Canine Helpers remains the only organisation that offers a certification course for privately trained assistance dogs, which takes six months to complete. There is no quick answer to accrediting a privately trained dog, and there are currently no DSQ-accredited training organisations that are able to accredit a dog that was not trained by that organisation apart from Canine Helpers. An alternative is to employ accredited trainers to train the dog. This can prove very costly.
The legislation fails to provide for assistance dogs visiting from interstate with their handler. Visitors to Queensland should contact the Guide, Hearing and Assistance Dogs Section of the Department of Disability Services to get guidance on the likely obstacles to access they may experience or to seek a 'common sense' solution with the Departmental staff concerning their access requirements during their visit.

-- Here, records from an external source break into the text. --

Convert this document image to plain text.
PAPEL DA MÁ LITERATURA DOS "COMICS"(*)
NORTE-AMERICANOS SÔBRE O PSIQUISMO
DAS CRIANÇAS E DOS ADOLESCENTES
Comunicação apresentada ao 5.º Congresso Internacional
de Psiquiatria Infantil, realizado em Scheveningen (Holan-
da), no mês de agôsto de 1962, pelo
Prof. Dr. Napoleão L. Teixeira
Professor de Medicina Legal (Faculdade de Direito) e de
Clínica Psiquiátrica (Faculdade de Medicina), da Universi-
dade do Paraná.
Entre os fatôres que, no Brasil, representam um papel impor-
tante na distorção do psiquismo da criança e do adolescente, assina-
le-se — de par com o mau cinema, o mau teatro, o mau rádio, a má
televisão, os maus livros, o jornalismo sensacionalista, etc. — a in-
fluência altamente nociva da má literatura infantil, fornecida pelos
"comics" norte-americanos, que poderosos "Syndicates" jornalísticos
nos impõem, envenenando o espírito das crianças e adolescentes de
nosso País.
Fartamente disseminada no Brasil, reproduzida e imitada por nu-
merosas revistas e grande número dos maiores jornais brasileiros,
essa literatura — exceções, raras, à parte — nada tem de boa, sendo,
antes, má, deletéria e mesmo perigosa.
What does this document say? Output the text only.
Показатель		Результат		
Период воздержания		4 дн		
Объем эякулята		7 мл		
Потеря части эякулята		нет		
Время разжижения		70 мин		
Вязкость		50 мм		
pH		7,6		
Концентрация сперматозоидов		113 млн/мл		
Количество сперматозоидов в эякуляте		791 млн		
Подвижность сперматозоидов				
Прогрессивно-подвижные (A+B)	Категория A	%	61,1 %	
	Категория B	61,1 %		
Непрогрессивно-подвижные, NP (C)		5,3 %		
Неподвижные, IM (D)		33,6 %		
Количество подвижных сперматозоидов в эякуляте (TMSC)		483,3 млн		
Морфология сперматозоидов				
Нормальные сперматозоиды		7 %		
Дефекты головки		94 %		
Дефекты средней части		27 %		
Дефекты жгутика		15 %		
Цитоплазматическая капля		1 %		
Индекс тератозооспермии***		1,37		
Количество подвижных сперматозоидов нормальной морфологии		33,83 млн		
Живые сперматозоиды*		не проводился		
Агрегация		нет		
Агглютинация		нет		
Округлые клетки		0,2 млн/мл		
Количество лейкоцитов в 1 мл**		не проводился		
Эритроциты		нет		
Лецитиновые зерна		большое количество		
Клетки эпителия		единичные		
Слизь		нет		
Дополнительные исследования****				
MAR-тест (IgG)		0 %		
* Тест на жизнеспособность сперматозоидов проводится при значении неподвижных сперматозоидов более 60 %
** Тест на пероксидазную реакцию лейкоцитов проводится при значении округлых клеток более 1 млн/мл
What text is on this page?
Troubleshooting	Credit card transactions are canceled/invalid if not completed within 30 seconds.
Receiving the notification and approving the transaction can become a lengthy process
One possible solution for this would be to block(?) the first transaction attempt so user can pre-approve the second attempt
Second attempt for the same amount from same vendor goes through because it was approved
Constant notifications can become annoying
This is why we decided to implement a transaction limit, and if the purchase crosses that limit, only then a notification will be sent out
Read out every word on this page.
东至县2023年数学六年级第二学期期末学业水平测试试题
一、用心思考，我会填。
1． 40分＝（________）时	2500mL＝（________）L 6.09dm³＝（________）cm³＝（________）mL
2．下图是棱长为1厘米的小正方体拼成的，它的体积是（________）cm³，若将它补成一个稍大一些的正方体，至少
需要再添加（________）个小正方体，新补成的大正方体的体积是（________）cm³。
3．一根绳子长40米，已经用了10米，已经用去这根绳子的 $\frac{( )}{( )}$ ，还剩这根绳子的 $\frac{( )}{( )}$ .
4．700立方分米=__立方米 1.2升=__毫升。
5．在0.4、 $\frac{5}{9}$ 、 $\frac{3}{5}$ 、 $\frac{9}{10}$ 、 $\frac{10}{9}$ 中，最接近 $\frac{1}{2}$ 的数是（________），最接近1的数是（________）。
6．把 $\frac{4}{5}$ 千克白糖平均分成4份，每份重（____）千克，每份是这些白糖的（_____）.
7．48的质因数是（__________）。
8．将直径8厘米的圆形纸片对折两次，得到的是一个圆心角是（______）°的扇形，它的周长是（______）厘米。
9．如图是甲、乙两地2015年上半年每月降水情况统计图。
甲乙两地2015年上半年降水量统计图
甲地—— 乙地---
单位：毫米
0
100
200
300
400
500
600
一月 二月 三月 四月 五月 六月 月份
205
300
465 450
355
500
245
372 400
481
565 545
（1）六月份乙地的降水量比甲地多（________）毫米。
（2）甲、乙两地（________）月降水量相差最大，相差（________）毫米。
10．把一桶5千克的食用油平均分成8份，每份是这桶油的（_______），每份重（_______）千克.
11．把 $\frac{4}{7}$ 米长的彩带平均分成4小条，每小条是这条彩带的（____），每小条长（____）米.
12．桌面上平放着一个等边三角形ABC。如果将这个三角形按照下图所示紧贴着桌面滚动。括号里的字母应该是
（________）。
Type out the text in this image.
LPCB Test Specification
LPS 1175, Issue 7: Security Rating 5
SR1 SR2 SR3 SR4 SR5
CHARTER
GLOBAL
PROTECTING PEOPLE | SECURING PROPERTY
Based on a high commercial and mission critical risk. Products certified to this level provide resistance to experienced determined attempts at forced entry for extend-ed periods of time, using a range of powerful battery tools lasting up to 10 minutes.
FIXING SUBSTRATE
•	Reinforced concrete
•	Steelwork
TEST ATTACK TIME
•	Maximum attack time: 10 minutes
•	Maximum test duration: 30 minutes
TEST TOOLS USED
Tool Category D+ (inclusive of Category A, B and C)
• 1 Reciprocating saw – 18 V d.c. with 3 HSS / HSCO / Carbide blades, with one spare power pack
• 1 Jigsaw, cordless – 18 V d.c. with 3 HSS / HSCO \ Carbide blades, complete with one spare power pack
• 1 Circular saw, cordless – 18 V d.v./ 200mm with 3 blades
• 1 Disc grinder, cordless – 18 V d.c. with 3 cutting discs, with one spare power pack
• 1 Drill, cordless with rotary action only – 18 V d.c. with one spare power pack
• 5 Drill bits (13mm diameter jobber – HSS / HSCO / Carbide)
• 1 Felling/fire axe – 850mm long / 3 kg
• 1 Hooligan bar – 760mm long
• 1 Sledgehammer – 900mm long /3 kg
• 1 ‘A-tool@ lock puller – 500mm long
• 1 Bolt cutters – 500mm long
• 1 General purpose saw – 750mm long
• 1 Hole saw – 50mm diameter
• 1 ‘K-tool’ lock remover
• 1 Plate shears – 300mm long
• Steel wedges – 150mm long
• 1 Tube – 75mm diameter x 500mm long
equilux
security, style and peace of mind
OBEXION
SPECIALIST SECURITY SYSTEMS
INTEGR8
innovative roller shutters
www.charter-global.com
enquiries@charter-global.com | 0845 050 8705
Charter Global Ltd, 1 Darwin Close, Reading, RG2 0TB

Assistance dogs still retain their public access privileges, and can continue to accompany their handler in public places, protected by the DDA. The difficulties they face, however, include battling with DSQ's own promotion campaign regarding the GHADogs Act, which specifies that assistance dogs must wear a DSQ logo on their coat or harness, and handlers must carry a DSQ-issued ID card. Public transport officials and business owners are trying to do the right thing by members of the public by questioning people with dogs in public, armed with information brochures from DSQ with pictures of "assistance dogs" in "ID coats" sporting the DSQ logo. A Handler and Assistance Dog without the proper Qld accreditation can be asked to leave public areas like shopping centres and public transport. While the Handler may subsequently approach the DDA and receive a favourable response, that is not very helpful at the time the public access is denied them.